Caerlaverock Stories

This year at the Stove, we are looking at the towns connection to Caerlaverock Castle, exploring the routes there from the town centre, the heritage and history of the site and it’s importance in the history of our region, drawing new connections and opening up the site to new audiences.

What are your connections with Caerlaverock Castle? What do you know about it, what are you memories of time spent there? What local myths and legends are connected with the site?
We are looking at stories: stories of history, environment and communities, trade routes and pathways, ways of living then and now.

To kick things off we’ve been meeting with local partners, gathering creative projects and looking at how we can be part of expanding the narrative of Caerlaverock.
The core theme of the project is Living on the Edge, exploring ideas of Peace, War, the Living Landscape and the Wolves at the Door – Caerlaverock is more than just a castle at siege but has a long and winding history – how much of it do you know? Caerlaverock is more than just a castle.

To launch this new conversation, we are mapping some of these histories, routes and pathways to and from the Castle in the Stove café. Pop in between the 6th and 28th of March to add some of your own, and help us build a bigger picture of Caerlaverock’s past – and future.

Do you remember your earliest visits to the castle? Do you have any great images of the castle or grounds that you could share? What does Caerlaverock mean to you? Get in touch, or let us know using #LivingCaerlaverock.

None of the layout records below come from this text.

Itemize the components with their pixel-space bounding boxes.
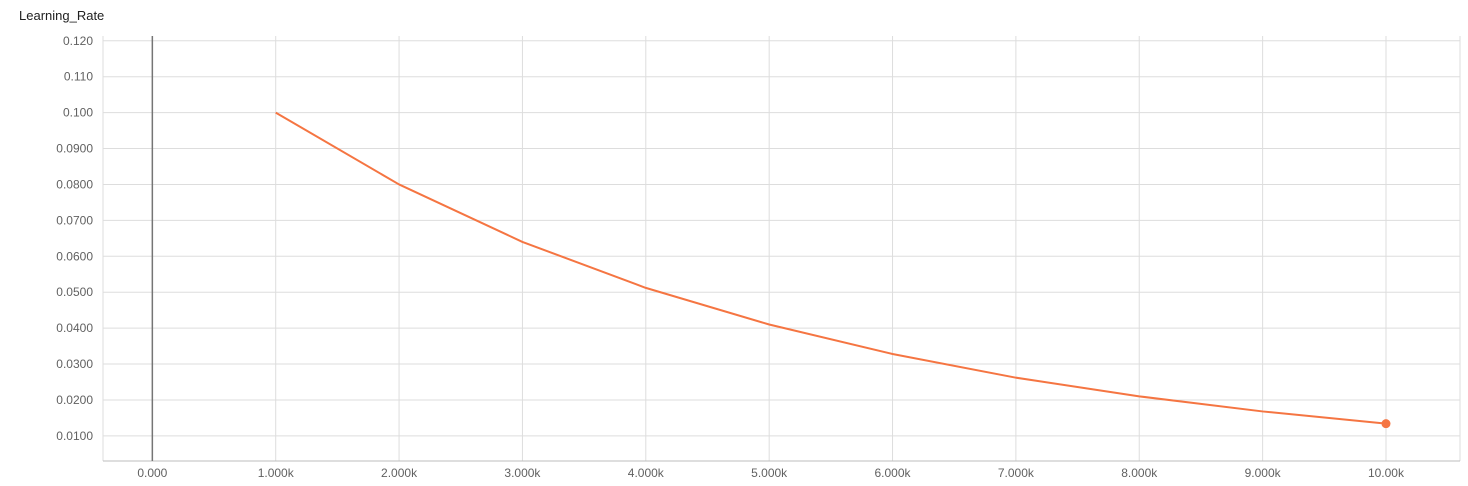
data-point[interactable] xyxy=(767,323,771,327)
x-tick-label: 10.00k xyxy=(1368,466,1405,480)
data-point[interactable] xyxy=(1137,394,1141,398)
y-tick-label: 0.0500 xyxy=(56,285,93,299)
y-tick-label: 0.0200 xyxy=(56,393,93,407)
y-tick-label: 0.110 xyxy=(64,70,93,84)
series-line xyxy=(275,111,1387,425)
y-tick-label: 0.0100 xyxy=(56,429,93,443)
x-tick-label: 6.000k xyxy=(875,466,912,480)
data-point[interactable] xyxy=(1261,409,1265,413)
y-tick-label: 0.0600 xyxy=(56,249,93,263)
x-tick-label: 1.000k xyxy=(258,466,295,480)
x-tick-label: 9.000k xyxy=(1245,466,1282,480)
x-tick-label: 5.000k xyxy=(751,466,788,480)
y-tick-label: 0.0700 xyxy=(56,213,93,227)
data-point[interactable] xyxy=(891,352,895,356)
data-point[interactable] xyxy=(1014,376,1018,380)
data-point[interactable] xyxy=(397,182,401,186)
y-tick-label: 0.0400 xyxy=(56,321,93,335)
x-tick-label: 2.000k xyxy=(381,466,418,480)
y-tick-label: 0.0900 xyxy=(56,142,93,156)
y-tick-label: 0.0800 xyxy=(56,177,93,191)
x-tick-label: 4.000k xyxy=(628,466,665,480)
last-data-point[interactable] xyxy=(1381,419,1391,429)
data-point[interactable] xyxy=(274,111,278,115)
y-tick-label: 0.0300 xyxy=(56,357,93,371)
y-tick-label: 0.120 xyxy=(63,34,93,48)
x-tick-label: 8.000k xyxy=(1121,466,1158,480)
x-tick-label: 0.000 xyxy=(137,466,167,480)
data-point[interactable] xyxy=(644,286,648,290)
data-point[interactable] xyxy=(520,240,524,244)
x-tick-label: 3.000k xyxy=(504,466,541,480)
y-tick-label: 0.100 xyxy=(63,106,93,120)
chart-title: Learning_Rate xyxy=(19,8,105,23)
x-tick-label: 7.000k xyxy=(998,466,1035,480)
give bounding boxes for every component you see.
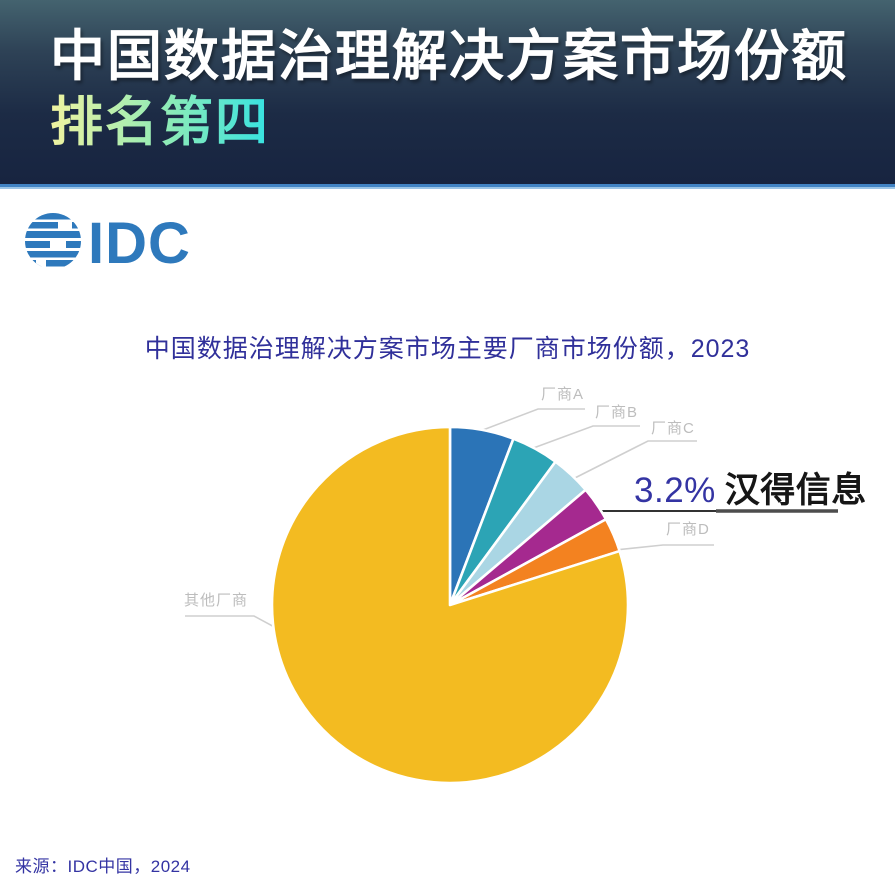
pie-chart (185, 408, 838, 785)
leader-line-vendor-b (527, 425, 640, 451)
source-note: 来源：IDC中国，2024 (15, 857, 191, 876)
page-title-line1: 中国数据治理解决方案市场份额 (50, 25, 849, 87)
pie-label-vendor-c: 厂商C (651, 420, 695, 437)
pie-slices (270, 425, 630, 785)
pie-label-others: 其他厂商 (184, 592, 249, 609)
highlight-percent: 3.2% (634, 471, 716, 510)
pie-slice-6 (270, 425, 630, 785)
page-title: 中国数据治理解决方案市场份额 排名第四 (50, 24, 895, 154)
striped-globe-icon (25, 213, 81, 267)
pie-label-vendor-b: 厂商B (595, 404, 639, 421)
highlight-callout: 3.2% 汉得信息 (634, 462, 867, 513)
pie-label-vendor-d: 厂商D (666, 521, 710, 538)
pie-chart-area (0, 370, 895, 840)
leader-line-vendor-a (474, 408, 585, 434)
page-title-line2-rank: 排名第四 (50, 92, 270, 152)
header-banner: 中国数据治理解决方案市场份额 排名第四 (0, 0, 895, 187)
pie-label-vendor-a: 厂商A (541, 386, 585, 403)
leader-line-vendor-c (564, 440, 697, 484)
chart-title: 中国数据治理解决方案市场主要厂商市场份额，2023 (144, 335, 751, 363)
idc-logo-svg: IDC (25, 211, 191, 276)
highlight-vendor-name: 汉得信息 (724, 471, 867, 510)
idc-logo: IDC (24, 210, 200, 276)
idc-logo-text: IDC (88, 211, 191, 272)
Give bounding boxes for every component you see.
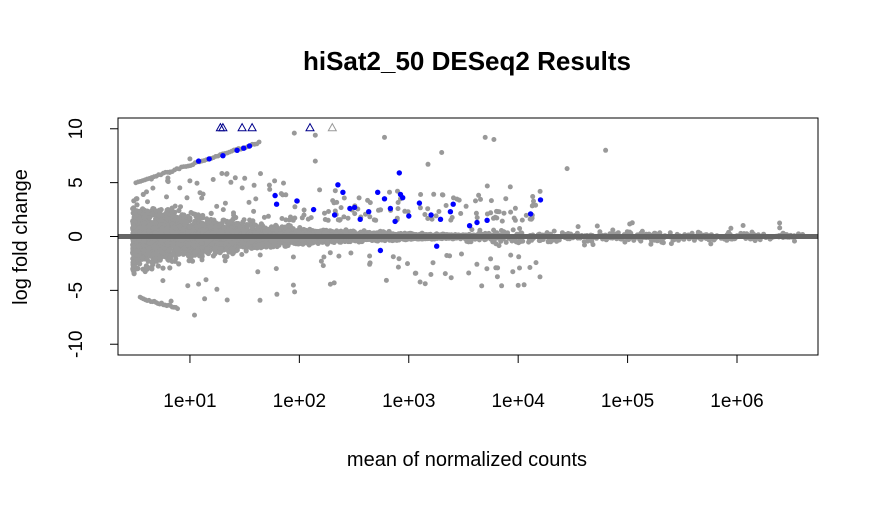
data-point-gray: [208, 210, 214, 216]
x-axis-title: mean of normalized counts: [347, 449, 587, 471]
data-point-gray: [134, 202, 140, 208]
data-point-gray: [187, 216, 193, 222]
data-point-gray: [141, 247, 147, 253]
data-point-gray: [195, 248, 201, 254]
data-point-gray: [282, 224, 288, 230]
data-point-gray: [133, 196, 139, 202]
data-point-gray: [130, 259, 137, 265]
data-point-gray: [146, 228, 152, 234]
data-point-gray: [235, 228, 241, 234]
data-point-gray: [156, 207, 162, 213]
data-point-gray: [144, 256, 150, 262]
data-point-gray: [255, 241, 262, 247]
data-point-gray: [181, 212, 187, 218]
data-point-gray: [135, 243, 141, 249]
data-point-gray: [244, 222, 250, 228]
data-point-gray: [185, 241, 192, 247]
data-point-gray: [131, 269, 137, 275]
data-point-gray: [186, 258, 192, 264]
data-point-gray: [369, 237, 375, 243]
data-point-gray: [167, 265, 173, 271]
data-point-gray: [217, 250, 223, 256]
data-point-gray: [176, 247, 182, 253]
data-point-gray: [160, 265, 166, 271]
data-point-gray: [287, 223, 293, 229]
data-point-gray: [218, 245, 224, 251]
data-point-gray: [155, 263, 161, 269]
data-point-gray: [234, 220, 240, 227]
data-point-gray: [200, 212, 206, 219]
data-point-gray: [268, 244, 274, 250]
data-point-gray: [134, 266, 140, 272]
data-point-gray: [221, 217, 227, 223]
data-point-gray: [153, 220, 159, 226]
data-point-gray: [149, 260, 156, 266]
chart-title: hiSat2_50 DESeq2 Results: [303, 46, 631, 76]
data-point-gray: [130, 206, 136, 212]
data-point-gray: [190, 241, 196, 248]
data-point-gray: [176, 261, 182, 267]
data-point-gray: [207, 224, 213, 230]
data-point-gray: [245, 241, 251, 247]
data-point-gray: [209, 241, 215, 247]
data-point-gray: [195, 212, 201, 218]
data-point-gray: [177, 223, 183, 229]
data-point-gray: [230, 250, 236, 256]
data-point-gray: [223, 246, 230, 252]
y-axis-title: log fold change: [10, 169, 32, 305]
data-point-gray: [258, 221, 264, 227]
data-point-gray: [137, 261, 143, 267]
data-point-gray: [168, 228, 174, 234]
data-point-gray: [229, 246, 235, 252]
data-point-gray: [300, 241, 306, 247]
data-point-gray: [169, 209, 175, 215]
data-point-gray: [149, 266, 155, 272]
data-point-gray: [142, 268, 148, 275]
data-point-gray: [142, 212, 148, 218]
data-point-gray: [176, 207, 182, 214]
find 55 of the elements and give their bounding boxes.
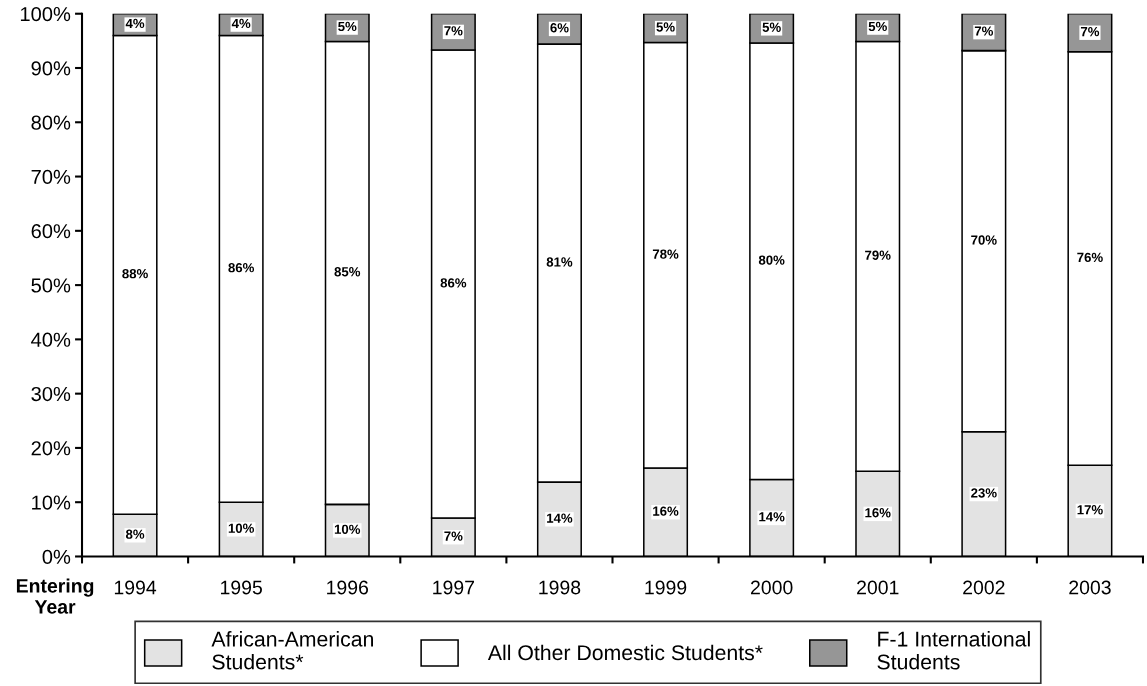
y-tick-label: 70% [31, 169, 71, 185]
legend-label: African-American Students* [211, 631, 373, 670]
data-label: 86% [440, 278, 467, 288]
y-tick-label: 20% [31, 441, 71, 456]
y-tick-label: 30% [31, 386, 71, 402]
x-tick-label: 1995 [221, 580, 262, 595]
x-tick-label: 2002 [963, 580, 1005, 595]
y-tick-label: 100% [20, 6, 71, 22]
data-label: 81% [546, 257, 573, 267]
y-tick-label: 80% [31, 115, 71, 130]
data-label: 86% [228, 263, 255, 273]
data-label: 5% [868, 21, 887, 32]
y-tick-label: 90% [31, 61, 71, 76]
data-label: 10% [228, 523, 255, 533]
data-label: 10% [334, 524, 361, 534]
data-label: 16% [865, 508, 891, 518]
y-tick-label: 40% [31, 332, 71, 347]
data-label: 4% [125, 18, 145, 29]
y-tick-label: 10% [32, 495, 71, 510]
data-label: 6% [550, 23, 569, 33]
data-label: 7% [444, 531, 463, 541]
data-label: 4% [231, 18, 251, 29]
x-tick-label: 1997 [433, 580, 475, 595]
data-label: 7% [974, 26, 994, 36]
data-label: 70% [971, 235, 997, 245]
y-tick-label: 60% [31, 224, 71, 239]
x-tick-label: 1998 [539, 580, 581, 595]
x-tick-label: 1994 [114, 580, 157, 595]
y-tick-label: 0% [42, 549, 71, 564]
data-label: 17% [1077, 505, 1103, 515]
data-label: 79% [865, 250, 891, 260]
data-label: 5% [762, 22, 781, 32]
x-tick-label: 2000 [751, 580, 793, 595]
data-label: 8% [125, 529, 145, 539]
data-label: 14% [547, 513, 573, 523]
data-label: 7% [1080, 26, 1100, 37]
x-tick-label: 2001 [857, 580, 899, 595]
legend-label: F-1 International Students [877, 631, 1030, 670]
x-tick-label: 1999 [645, 580, 687, 595]
data-label: 85% [334, 267, 361, 277]
data-label: 80% [758, 255, 785, 265]
data-label: 88% [122, 268, 148, 279]
legend-label: All Other Domestic Students* [487, 644, 763, 661]
data-label: 76% [1077, 252, 1103, 263]
data-label: 14% [759, 512, 785, 522]
x-axis-title: Entering Year [16, 578, 94, 614]
data-label: 78% [652, 249, 679, 259]
data-label: 5% [656, 22, 675, 32]
x-tick-label: 1996 [327, 580, 369, 595]
data-label: 5% [338, 21, 357, 32]
data-label: 16% [653, 506, 679, 516]
data-label: 23% [971, 488, 997, 498]
x-tick-label: 2003 [1069, 580, 1111, 595]
y-tick-label: 50% [31, 278, 71, 293]
data-label: 7% [444, 26, 463, 36]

We will also be hosting a conversation between project lead Katharine Wheeler and Sally Hinchcliffe of Cycling Dumfries about routes to and from the castle, slow travel and alternative transport options. This will be a free event on Friday, 13th March from 5pm – come and join in the discussion! Full details here

A performance of Solway to Svalbard, led by musician and composer Stuart Macpherson in Caerlaverock Castle in 2019

The Stove is working with Historic Environment Scotland as part of their work to develop Caerlaverock Castle as a significant place in our region, specifically around what this place means to our communities to develop skills and learning opportunities.